I have a project where I'm trying to update a dataframe to a new set of changes being rolled out. There are currently 15,000 data samples in the dataframe, so runtime can become an issue quickly. I know vectorizing a dataframe using numpy is a good way to cut back on runtime, but I'm running into an issue with my numpy array and dictionary.
The goal is to look at the value in col3, use that as the key to df_dict, and use the value of that dictionary entry to multiply to col2 and assign to col1.
I've been able to do this using for loops, but it runs into a serious problem of runtime - especially because there are more steps involved than just what I'm asking for help on.

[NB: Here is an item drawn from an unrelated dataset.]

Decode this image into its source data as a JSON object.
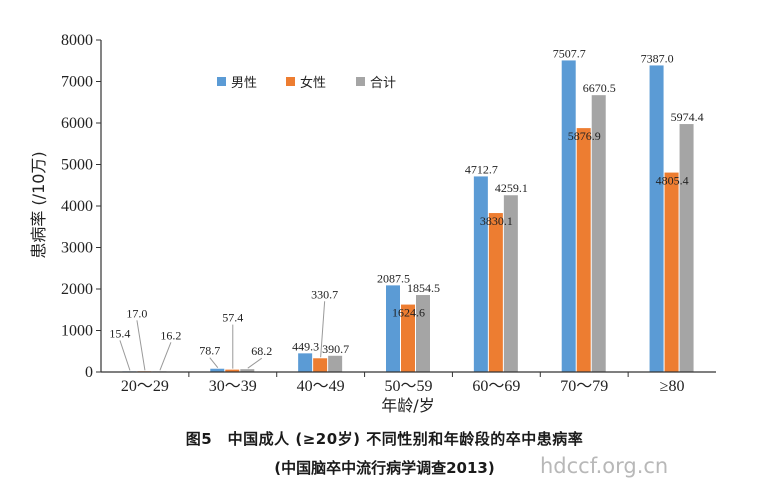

d = {"col1": [1, 2, 3, 4], "col2": [1, 2, 3, 4], "col3": ["a","b","c","d"]}
df = pd.DataFrame(data=d)
df_dict = {"a":1.2,"b":1.5,"c":0.95,"d":1.25}
df["col1"]=df["col2"].values*df_dict[df["col3"].values]
I expect col1 to be updated to [1.2, 3, 2.85, 5], but instead I get the error
TypeError: unhashable type: 'numpy.ndarray'
I get why the error occurs, I just want to find the best alternative.
df["col1"]=df["col2"]* [df_dict.get(i, 1) for i in df["col3"].values]?